Monday, February 27, 2012

The Altar Rail

At The New Liturgical Movement, Shawn Tribe notes:


We recently learnt that Fr. Jay Finelli (better known to some as the "iPadre") and his parish, Holy Ghost in Tiverton, Rhode Island, are returning to the use of the altar rail for the reception of Holy Communion:

“For the past few years, a number of people have asked why we can’t use the Altar Rail for Sunday Masses. So, after much thought and prayer, distribution of Holy Communion will take place at the Altar Rail, beginning on the 1st Sunday of Lent.”

I don’t know whether the accompanying photo in the NLM article is actually from that parish, but it’s beautiful:




As far as I know, there is only one church in the Diocese of Baker that has an altar rail: St. Mary’s in Pendleton. In a renovation of the sanctuary, Fr. Bailey Clemens procured a high altar and an altar rail from a dismantled church, and had them installed at St. Mary’s.




Altar rails seem to be making a come-back in many parishes around the country. An article in the National Catholic Register (from July 2011) notes:

Altar rails are present in several new churches architect Duncan Stroik has designed. Among them, the Thomas Aquinas College Chapel in Santa Paula, Calif., the Shrine of Our Lady of Guadalupe in La Crosse, Wis., and three others on the drawing boards.
Altar (Communion) rails are returning for all the right reasons.

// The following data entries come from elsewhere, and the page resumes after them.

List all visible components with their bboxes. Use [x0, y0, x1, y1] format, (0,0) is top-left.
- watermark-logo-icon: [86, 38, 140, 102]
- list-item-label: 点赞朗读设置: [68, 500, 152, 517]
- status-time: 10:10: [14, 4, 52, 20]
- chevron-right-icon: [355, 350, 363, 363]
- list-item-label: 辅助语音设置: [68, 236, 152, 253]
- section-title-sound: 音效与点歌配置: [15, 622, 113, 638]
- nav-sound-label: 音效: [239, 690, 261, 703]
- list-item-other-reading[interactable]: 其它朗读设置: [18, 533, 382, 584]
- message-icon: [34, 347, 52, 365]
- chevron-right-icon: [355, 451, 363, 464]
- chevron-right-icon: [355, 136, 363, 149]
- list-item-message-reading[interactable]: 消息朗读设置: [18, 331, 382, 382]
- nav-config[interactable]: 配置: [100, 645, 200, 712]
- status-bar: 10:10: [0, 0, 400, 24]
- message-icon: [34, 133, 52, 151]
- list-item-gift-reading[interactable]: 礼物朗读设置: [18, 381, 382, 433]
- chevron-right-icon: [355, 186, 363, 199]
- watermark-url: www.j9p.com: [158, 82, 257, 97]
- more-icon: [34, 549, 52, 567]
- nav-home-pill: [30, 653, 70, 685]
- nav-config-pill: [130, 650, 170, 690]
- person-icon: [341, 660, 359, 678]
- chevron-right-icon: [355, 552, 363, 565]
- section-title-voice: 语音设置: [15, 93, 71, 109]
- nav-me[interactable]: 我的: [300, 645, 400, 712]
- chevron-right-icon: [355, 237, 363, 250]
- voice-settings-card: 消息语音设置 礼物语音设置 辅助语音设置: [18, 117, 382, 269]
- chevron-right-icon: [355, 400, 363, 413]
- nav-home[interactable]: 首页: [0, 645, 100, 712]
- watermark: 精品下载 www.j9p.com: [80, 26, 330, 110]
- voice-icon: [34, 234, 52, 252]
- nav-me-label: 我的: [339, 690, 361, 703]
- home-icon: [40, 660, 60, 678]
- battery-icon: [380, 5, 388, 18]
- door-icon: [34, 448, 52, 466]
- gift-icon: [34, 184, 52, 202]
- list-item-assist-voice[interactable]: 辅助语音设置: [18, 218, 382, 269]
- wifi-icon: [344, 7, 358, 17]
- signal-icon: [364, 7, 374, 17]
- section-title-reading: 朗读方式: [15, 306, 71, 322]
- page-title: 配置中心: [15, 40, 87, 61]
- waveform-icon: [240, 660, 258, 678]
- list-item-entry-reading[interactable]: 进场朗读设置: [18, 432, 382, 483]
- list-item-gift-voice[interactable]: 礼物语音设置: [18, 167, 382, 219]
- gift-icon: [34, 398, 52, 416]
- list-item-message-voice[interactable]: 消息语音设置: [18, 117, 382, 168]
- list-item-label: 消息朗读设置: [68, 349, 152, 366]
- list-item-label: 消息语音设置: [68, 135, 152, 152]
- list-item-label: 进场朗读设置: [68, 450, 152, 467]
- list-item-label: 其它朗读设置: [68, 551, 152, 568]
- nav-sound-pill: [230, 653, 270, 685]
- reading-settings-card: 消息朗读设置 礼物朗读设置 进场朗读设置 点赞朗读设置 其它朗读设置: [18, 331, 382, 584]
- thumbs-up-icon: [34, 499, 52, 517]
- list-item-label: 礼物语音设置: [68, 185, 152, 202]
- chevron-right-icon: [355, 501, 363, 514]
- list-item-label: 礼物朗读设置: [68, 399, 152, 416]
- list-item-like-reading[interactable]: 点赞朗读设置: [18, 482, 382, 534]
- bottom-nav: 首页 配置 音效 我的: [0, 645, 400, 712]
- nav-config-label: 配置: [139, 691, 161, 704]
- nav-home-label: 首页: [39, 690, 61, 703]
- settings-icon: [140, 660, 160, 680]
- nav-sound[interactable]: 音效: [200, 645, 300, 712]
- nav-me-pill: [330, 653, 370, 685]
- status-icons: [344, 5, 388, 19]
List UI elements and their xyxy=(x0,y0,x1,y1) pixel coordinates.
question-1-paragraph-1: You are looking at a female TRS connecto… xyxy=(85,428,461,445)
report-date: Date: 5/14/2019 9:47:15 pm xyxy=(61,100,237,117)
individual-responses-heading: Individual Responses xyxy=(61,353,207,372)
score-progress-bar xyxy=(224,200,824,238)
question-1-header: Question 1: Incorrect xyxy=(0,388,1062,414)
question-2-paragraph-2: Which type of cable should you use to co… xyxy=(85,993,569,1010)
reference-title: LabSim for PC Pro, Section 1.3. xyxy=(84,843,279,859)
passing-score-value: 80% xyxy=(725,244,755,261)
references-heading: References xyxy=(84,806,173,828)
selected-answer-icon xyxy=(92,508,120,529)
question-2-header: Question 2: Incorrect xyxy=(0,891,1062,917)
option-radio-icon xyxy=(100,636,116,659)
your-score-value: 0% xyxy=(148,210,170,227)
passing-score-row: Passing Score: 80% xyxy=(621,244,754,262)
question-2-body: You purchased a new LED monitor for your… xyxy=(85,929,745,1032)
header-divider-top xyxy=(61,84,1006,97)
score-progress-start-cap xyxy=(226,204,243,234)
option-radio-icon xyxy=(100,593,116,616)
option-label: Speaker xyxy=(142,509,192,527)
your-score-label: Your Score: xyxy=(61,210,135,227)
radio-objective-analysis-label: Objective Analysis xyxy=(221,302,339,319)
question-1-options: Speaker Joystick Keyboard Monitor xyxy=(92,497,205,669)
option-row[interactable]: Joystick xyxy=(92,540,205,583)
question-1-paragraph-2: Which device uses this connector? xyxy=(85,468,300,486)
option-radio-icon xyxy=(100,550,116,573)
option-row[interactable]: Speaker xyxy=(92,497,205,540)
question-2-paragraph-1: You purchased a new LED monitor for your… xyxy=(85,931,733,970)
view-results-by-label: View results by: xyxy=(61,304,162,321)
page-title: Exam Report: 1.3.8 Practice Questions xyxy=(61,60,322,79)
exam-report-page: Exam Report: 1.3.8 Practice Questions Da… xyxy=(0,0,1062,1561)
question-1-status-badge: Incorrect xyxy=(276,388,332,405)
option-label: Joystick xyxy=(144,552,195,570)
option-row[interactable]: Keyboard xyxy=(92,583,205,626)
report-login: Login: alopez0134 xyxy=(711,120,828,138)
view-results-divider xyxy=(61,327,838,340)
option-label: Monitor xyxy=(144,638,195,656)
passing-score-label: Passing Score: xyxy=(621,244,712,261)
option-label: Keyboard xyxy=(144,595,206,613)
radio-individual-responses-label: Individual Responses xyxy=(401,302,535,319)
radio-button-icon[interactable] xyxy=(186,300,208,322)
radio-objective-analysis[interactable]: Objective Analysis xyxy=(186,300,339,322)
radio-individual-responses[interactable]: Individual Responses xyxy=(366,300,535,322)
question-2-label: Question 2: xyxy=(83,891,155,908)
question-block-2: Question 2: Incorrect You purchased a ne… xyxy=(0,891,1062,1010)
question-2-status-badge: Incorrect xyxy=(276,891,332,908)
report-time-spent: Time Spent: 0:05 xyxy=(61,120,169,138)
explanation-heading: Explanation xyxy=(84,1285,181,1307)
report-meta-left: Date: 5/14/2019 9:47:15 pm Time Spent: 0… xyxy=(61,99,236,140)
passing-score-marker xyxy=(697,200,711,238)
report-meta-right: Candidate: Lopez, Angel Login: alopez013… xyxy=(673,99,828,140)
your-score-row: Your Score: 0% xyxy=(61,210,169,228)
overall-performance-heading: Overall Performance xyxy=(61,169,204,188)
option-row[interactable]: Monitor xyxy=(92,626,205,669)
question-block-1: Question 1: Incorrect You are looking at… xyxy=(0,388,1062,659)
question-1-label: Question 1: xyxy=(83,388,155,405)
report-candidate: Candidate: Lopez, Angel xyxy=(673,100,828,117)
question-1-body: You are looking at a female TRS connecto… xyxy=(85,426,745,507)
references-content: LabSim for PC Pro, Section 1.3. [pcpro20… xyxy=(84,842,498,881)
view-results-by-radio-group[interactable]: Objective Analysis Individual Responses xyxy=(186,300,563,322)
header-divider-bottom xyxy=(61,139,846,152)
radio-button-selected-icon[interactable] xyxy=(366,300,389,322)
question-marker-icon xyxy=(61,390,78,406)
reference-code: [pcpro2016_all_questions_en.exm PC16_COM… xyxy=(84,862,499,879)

Said Father Markey: “First, the Holy Father is requiring holy Communion from him be received on the knees. Second, it’s part of our tradition as Catholics for centuries to receive holy Communion on the knees. Third, it’s a beautiful form of devotion to our blessed Lord.”

James Hitchcock, professor and author of Recovery of the Sacred (Ignatius Press, 1995), thinks the rail resurgence is a good idea. The main reason is reverence, he said. “Kneeling’s purpose is to facilitate adoration,” he explained.

When Stroik proposed altar rails for the Shrine of Our Lady of Guadalupe, “Cardinal [Raymond] Burke liked the idea and thought that was something that would give added reverence to the Eucharist and sanctuary.”

The NCR article also addresses a question many people ask:

They may be returning, but were altar rails supposed to be taken out of sanctuaries?
“There is nothing in Vatican II or post-conciliar documents which mandate their removal,” said Denis McNamara, author of Catholic Church Architecture and the Spirit of the Liturgy (Hillenbrand Books, 2009) and assistant director and professor at the Liturgical Institute of the University of Saint Mary of the Lake in Mundelein, Ill.

Cardinal Francis Arinze strongly affirmed this point during a 2008 video session while he was still prefect of the Congregation for Divine Worship and the Discipline of the Sacraments:  “The Church from Rome never said to remove the altar rails.”